Additionally, impacted teeth and tooth root fragments (remnants of past extractions) need to be identified and removed as the dentist feels it’s needed.
Nearby anatomical structures must not be impinged by implant placement.
f) Anatomical considerations.
Bone grafting may be necessary before an implant can be placed.
An adequate amount of bone must exist for an implant.
In this case, bone grafting will be needed.
We discuss one such grafting procedure termed a Sinus Lift. It’s frequently performed in association with placing implants that replace upper back teeth.
Evaluating the patient’s soft tissues.
A portion of the dentist’s clinical examination must also involve an evaluation of the soft tissues of the patient’s mouth. Of course, they must find that these tissues are free of pathology and appear to be healthy.
They must also evaluate both the quantity and type of tissue that exists in the immediate area around the implant site. The right type of gum tissue (attached gingiva, gums tightly bound to the bone underneath them) must surround the implant to ensure its long-term success.
Page references sources:
Chrcanovic BR, et al. Immediate placement of implants into infected sites: a systematic review.

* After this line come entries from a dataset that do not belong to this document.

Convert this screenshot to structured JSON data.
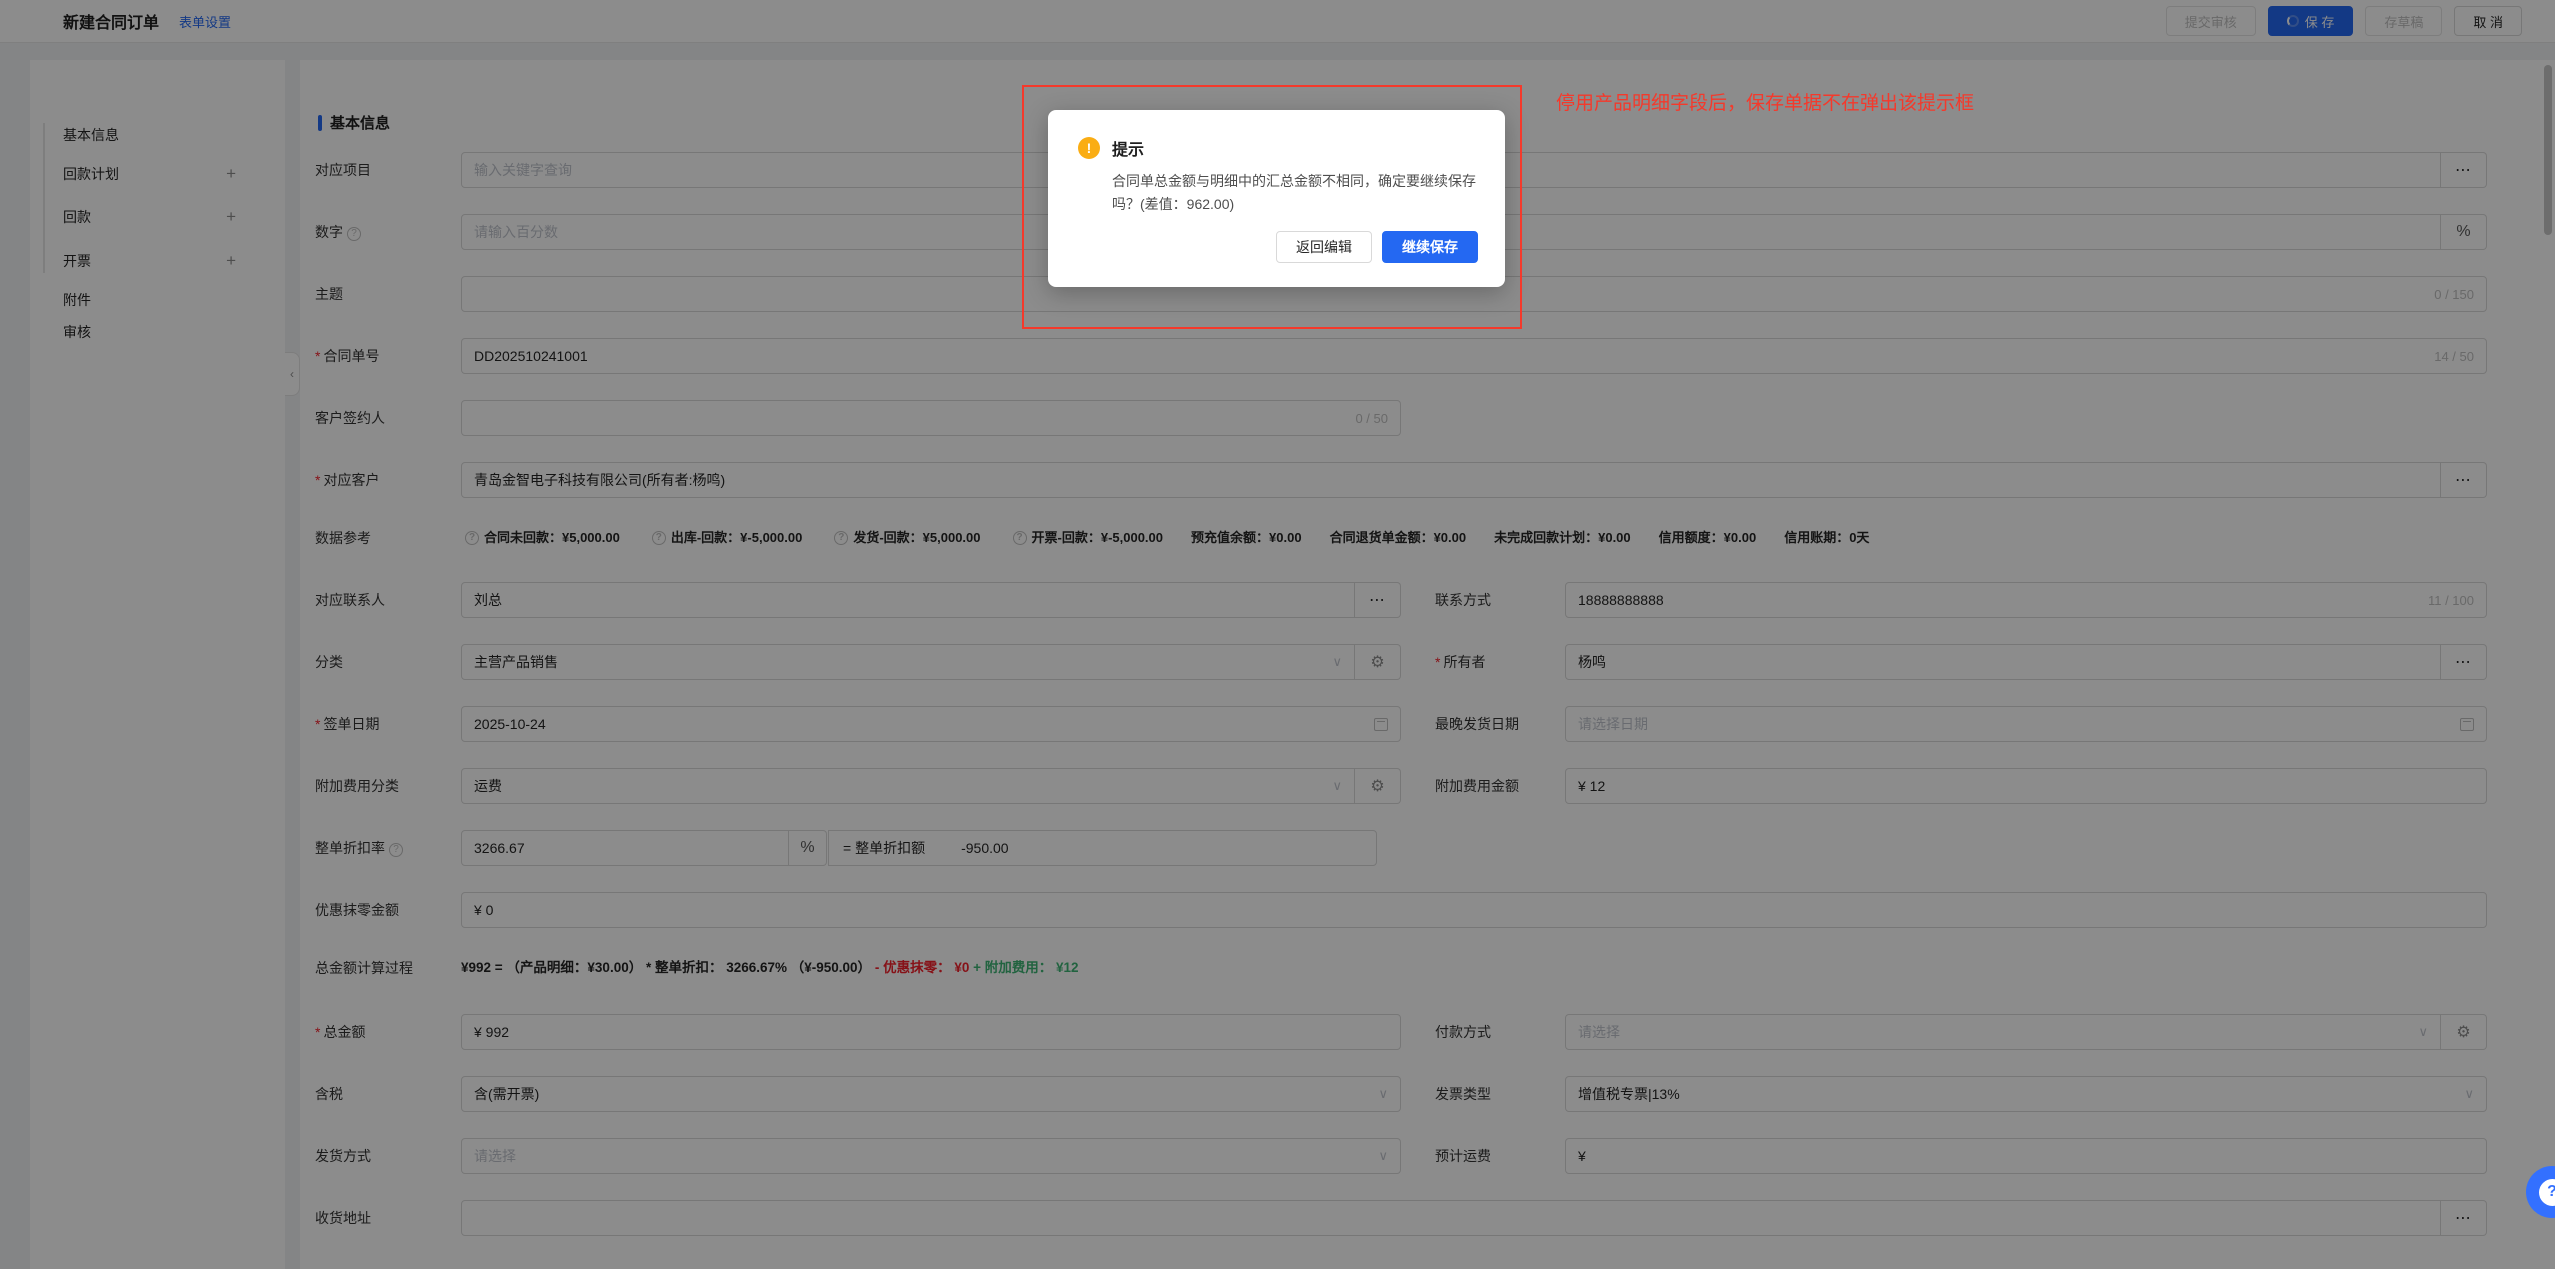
{
  "colors": {
    "primary": "#2468f2",
    "warning": "#faad14",
    "annotation_red": "#f5392b",
    "calc_red": "#f5222d",
    "calc_green": "#3eb575"
  },
  "icons": {
    "ellipsis": "⋯",
    "gear": "⚙",
    "chevron_down": "∨",
    "plus": "+",
    "question": "?",
    "exclamation": "!",
    "collapse": "‹"
  },
  "header": {
    "title": "新建合同订单",
    "form_settings_link": "表单设置",
    "buttons": {
      "submit_review": "提交审核",
      "save": "保 存",
      "save_draft": "存草稿",
      "cancel": "取 消"
    }
  },
  "sidebar": {
    "items": [
      {
        "label": "基本信息"
      },
      {
        "label": "回款计划"
      },
      {
        "label": "回款"
      },
      {
        "label": "开票"
      },
      {
        "label": "附件"
      },
      {
        "label": "审核"
      }
    ]
  },
  "form": {
    "section_title": "基本信息",
    "fields": {
      "project": {
        "label": "对应项目",
        "placeholder": "输入关键字查询"
      },
      "number": {
        "label": "数字",
        "placeholder": "请输入百分数",
        "suffix": "%"
      },
      "subject": {
        "label": "主题",
        "counter": "0 / 150"
      },
      "contract_no": {
        "label": "合同单号",
        "value": "DD202510241001",
        "counter": "14 / 50"
      },
      "customer_signer": {
        "label": "客户签约人",
        "counter": "0 / 50"
      },
      "customer": {
        "label": "对应客户",
        "value": "青岛金智电子科技有限公司(所有者:杨鸣)"
      },
      "contact": {
        "label": "对应联系人",
        "value": "刘总"
      },
      "contact_phone": {
        "label": "联系方式",
        "value": "18888888888",
        "counter": "11 / 100"
      },
      "category": {
        "label": "分类",
        "value": "主营产品销售"
      },
      "owner": {
        "label": "所有者",
        "value": "杨鸣"
      },
      "sign_date": {
        "label": "签单日期",
        "value": "2025-10-24"
      },
      "latest_ship_date": {
        "label": "最晚发货日期",
        "placeholder": "请选择日期"
      },
      "extra_fee_category": {
        "label": "附加费用分类",
        "value": "运费"
      },
      "extra_fee_amount": {
        "label": "附加费用金额",
        "value": "¥ 12"
      },
      "discount_rate": {
        "label": "整单折扣率",
        "value": "3266.67",
        "suffix": "%",
        "equals_label": "= 整单折扣额",
        "equals_value": "-950.00"
      },
      "rounding_amount": {
        "label": "优惠抹零金额",
        "value": "¥ 0"
      },
      "total_amount": {
        "label": "总金额",
        "value": "¥ 992"
      },
      "payment_method": {
        "label": "付款方式",
        "placeholder": "请选择"
      },
      "tax_included": {
        "label": "含税",
        "value": "含(需开票)"
      },
      "invoice_type": {
        "label": "发票类型",
        "value": "增值税专票|13%"
      },
      "shipping_method": {
        "label": "发货方式",
        "placeholder": "请选择"
      },
      "estimated_freight": {
        "label": "预计运费",
        "value": "¥"
      },
      "shipping_address": {
        "label": "收货地址"
      }
    },
    "data_reference": {
      "label": "数据参考",
      "items": [
        {
          "text": "合同未回款：¥5,000.00"
        },
        {
          "text": "出库-回款：¥-5,000.00"
        },
        {
          "text": "发货-回款：¥5,000.00"
        },
        {
          "text": "开票-回款：¥-5,000.00"
        },
        {
          "text": "预充值余额：¥0.00"
        },
        {
          "text": "合同退货单金额：¥0.00"
        },
        {
          "text": "未完成回款计划：¥0.00"
        },
        {
          "text": "信用额度：¥0.00"
        },
        {
          "text": "信用账期：0天"
        }
      ]
    },
    "calc": {
      "label": "总金额计算过程",
      "main": "¥992 = （产品明细：¥30.00） * 整单折扣： 3266.67% （¥-950.00）",
      "minus": "- 优惠抹零： ¥0",
      "plus": "+ 附加费用： ¥12"
    }
  },
  "modal": {
    "title": "提示",
    "message": "合同单总金额与明细中的汇总金额不相同，确定要继续保存吗？(差值：962.00)",
    "back_button": "返回编辑",
    "continue_button": "继续保存"
  },
  "annotation": {
    "note": "停用产品明细字段后，保存单据不在弹出该提示框"
  }
}
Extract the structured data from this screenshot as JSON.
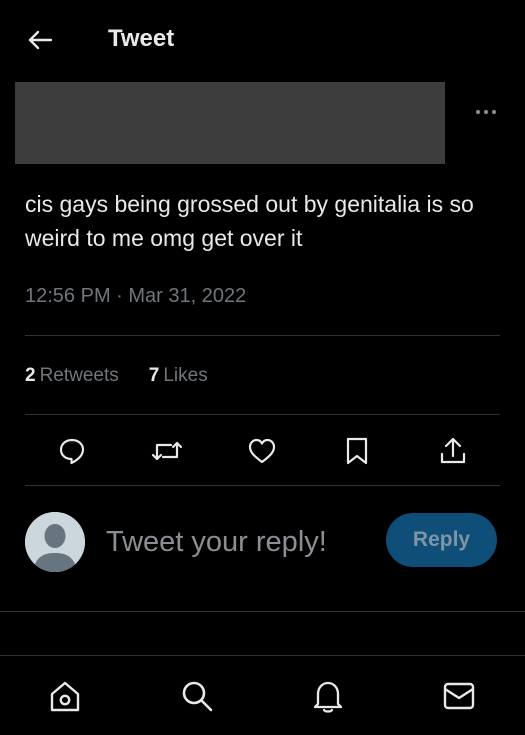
{
  "header": {
    "title": "Tweet"
  },
  "tweet": {
    "text": "cis gays being grossed out by genitalia is so weird to me omg get over it",
    "timestamp": "12:56 PM · Mar 31, 2022",
    "stats": {
      "retweets_count": "2",
      "retweets_label": "Retweets",
      "likes_count": "7",
      "likes_label": "Likes"
    }
  },
  "actions": [
    "reply",
    "retweet",
    "like",
    "bookmark",
    "share"
  ],
  "reply_box": {
    "placeholder": "Tweet your reply!",
    "button_label": "Reply"
  },
  "bottom_nav": [
    "home",
    "search",
    "notifications",
    "messages"
  ],
  "colors": {
    "background": "#000000",
    "text": "#e7e9ea",
    "muted": "#71767b",
    "divider": "#2f3336",
    "reply_button": "#0f4e78",
    "redaction": "#3c3c3c"
  }
}
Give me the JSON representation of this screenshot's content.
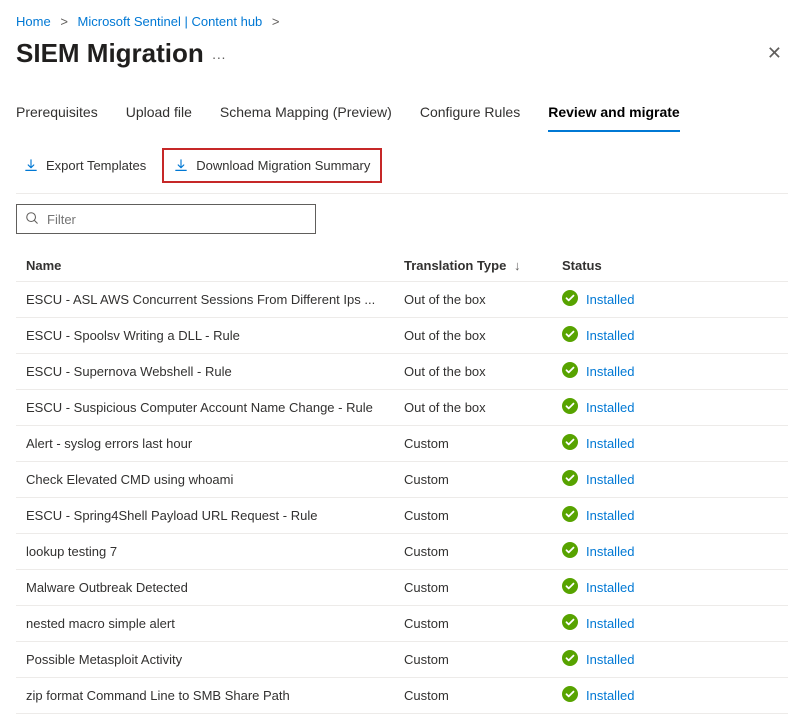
{
  "breadcrumb": {
    "home": "Home",
    "sentinel": "Microsoft Sentinel | Content hub"
  },
  "page": {
    "title": "SIEM Migration",
    "more": "···"
  },
  "tabs": [
    {
      "label": "Prerequisites",
      "active": false
    },
    {
      "label": "Upload file",
      "active": false
    },
    {
      "label": "Schema Mapping (Preview)",
      "active": false
    },
    {
      "label": "Configure Rules",
      "active": false
    },
    {
      "label": "Review and migrate",
      "active": true
    }
  ],
  "toolbar": {
    "export": "Export Templates",
    "download": "Download Migration Summary"
  },
  "filter": {
    "placeholder": "Filter"
  },
  "columns": {
    "name": "Name",
    "type": "Translation Type",
    "sort_indicator": "↓",
    "status": "Status"
  },
  "status_label": "Installed",
  "rows": [
    {
      "name": "ESCU - ASL AWS Concurrent Sessions From Different Ips ...",
      "type": "Out of the box",
      "status": "Installed"
    },
    {
      "name": "ESCU - Spoolsv Writing a DLL - Rule",
      "type": "Out of the box",
      "status": "Installed"
    },
    {
      "name": "ESCU - Supernova Webshell - Rule",
      "type": "Out of the box",
      "status": "Installed"
    },
    {
      "name": "ESCU - Suspicious Computer Account Name Change - Rule",
      "type": "Out of the box",
      "status": "Installed"
    },
    {
      "name": "Alert - syslog errors last hour",
      "type": "Custom",
      "status": "Installed"
    },
    {
      "name": "Check Elevated CMD using whoami",
      "type": "Custom",
      "status": "Installed"
    },
    {
      "name": "ESCU - Spring4Shell Payload URL Request - Rule",
      "type": "Custom",
      "status": "Installed"
    },
    {
      "name": "lookup testing 7",
      "type": "Custom",
      "status": "Installed"
    },
    {
      "name": "Malware Outbreak Detected",
      "type": "Custom",
      "status": "Installed"
    },
    {
      "name": "nested macro simple alert",
      "type": "Custom",
      "status": "Installed"
    },
    {
      "name": "Possible Metasploit Activity",
      "type": "Custom",
      "status": "Installed"
    },
    {
      "name": "zip format Command Line to SMB Share Path",
      "type": "Custom",
      "status": "Installed"
    }
  ]
}
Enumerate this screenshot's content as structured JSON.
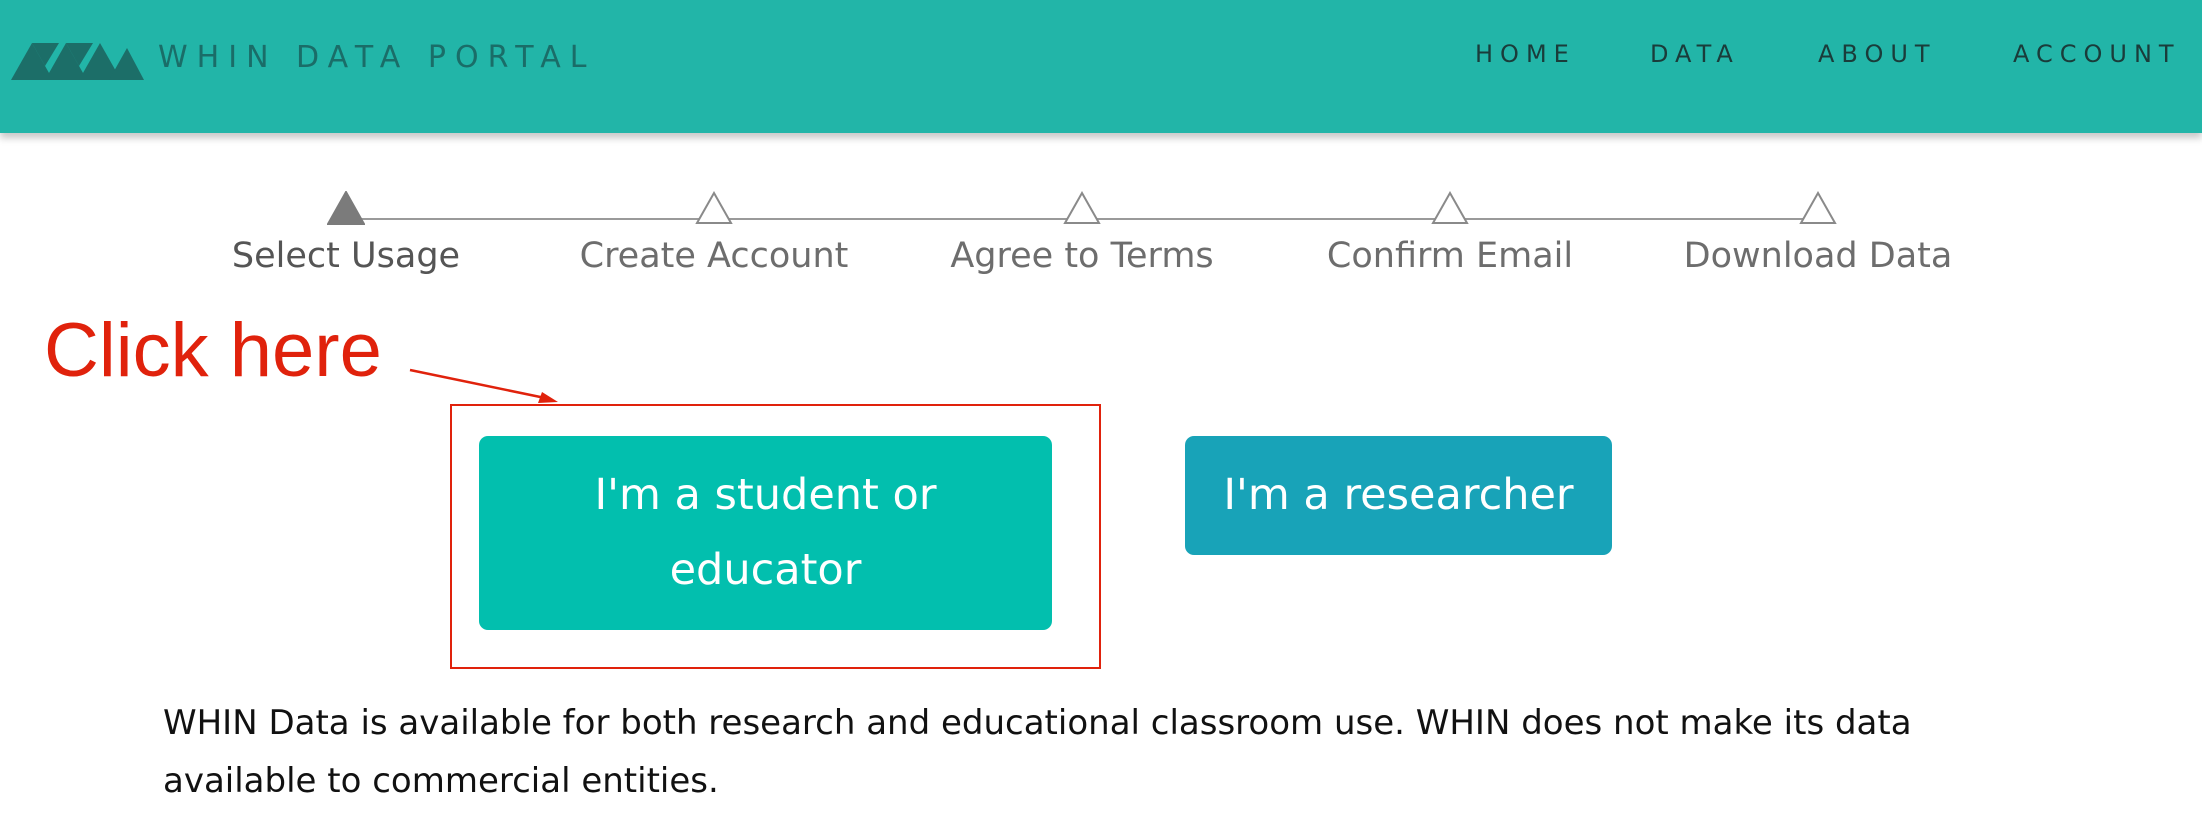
{
  "header": {
    "brand_title": "WHIN DATA PORTAL",
    "logo_icon": "triangle-mountains-icon",
    "nav": [
      {
        "label": "HOME"
      },
      {
        "label": "DATA"
      },
      {
        "label": "ABOUT"
      },
      {
        "label": "ACCOUNT"
      }
    ],
    "colors": {
      "background": "#22b5a8",
      "brand_text": "#1a6d68",
      "nav_text": "#1a3c3a"
    }
  },
  "stepper": {
    "active_index": 0,
    "steps": [
      {
        "label": "Select Usage",
        "icon": "filled-triangle-icon"
      },
      {
        "label": "Create Account",
        "icon": "outline-triangle-icon"
      },
      {
        "label": "Agree to Terms",
        "icon": "outline-triangle-icon"
      },
      {
        "label": "Confirm Email",
        "icon": "outline-triangle-icon"
      },
      {
        "label": "Download Data",
        "icon": "outline-triangle-icon"
      }
    ]
  },
  "annotation": {
    "text": "Click here",
    "color": "#e0220c"
  },
  "buttons": {
    "student_label": "I'm a student or educator",
    "researcher_label": "I'm a researcher",
    "student_color": "#02bfae",
    "researcher_color": "#18a3b8"
  },
  "description": "WHIN Data is available for both research and educational classroom use. WHIN does not make its data available to commercial entities."
}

Marconcini S, et al. Immediate implant placement in infected sites: a case series.
Tyndall DA, et al. Position statement of the American Academy of Oral and Maxillofacial Radiology on selection criteria for the use of radiology in dental implantology with emphasis on cone beam computed tomography.
All reference sources for topic Dental Implants.
This section contains comments submitted in previous years. Many have been edited so to limit their scope to subjects discussed on this page.
Is cone beam x-ray necessary?
My expenses just keep piling up.
Really, only a dentist to whom you went to for a second opinion would be able to answer this question.
From the patient’s view, we get that some services that are performed often seem just to be profit centers, or utilized just to help to pay for expensive equipment that has been purchased.
At the same time, the dentist no doubt wants everything about the procedure to be successful (and clearly 3D imaging does provide a higher level of information). And legally they are obligated to practice dentistry at the same level as other practitioners (so if most dentists would have used cone beam imaging for your case and your dentist didn’t and a complication arose …).
Per our AAOMR references above, theoretically it’s expected that a dentist will initially evaluate their patient using more conventional types of radiographic exam (panoramic x-ray) and then make a decision for 3D imaging based on that.
It seems reasonable that a dentist would share with their patient what they see on that x-ray that suggests that CBCT imaging is indicated. (While we didn’t mention and as you seem to suspect, yes many implants are placed without the assistance of CBCT radiography.)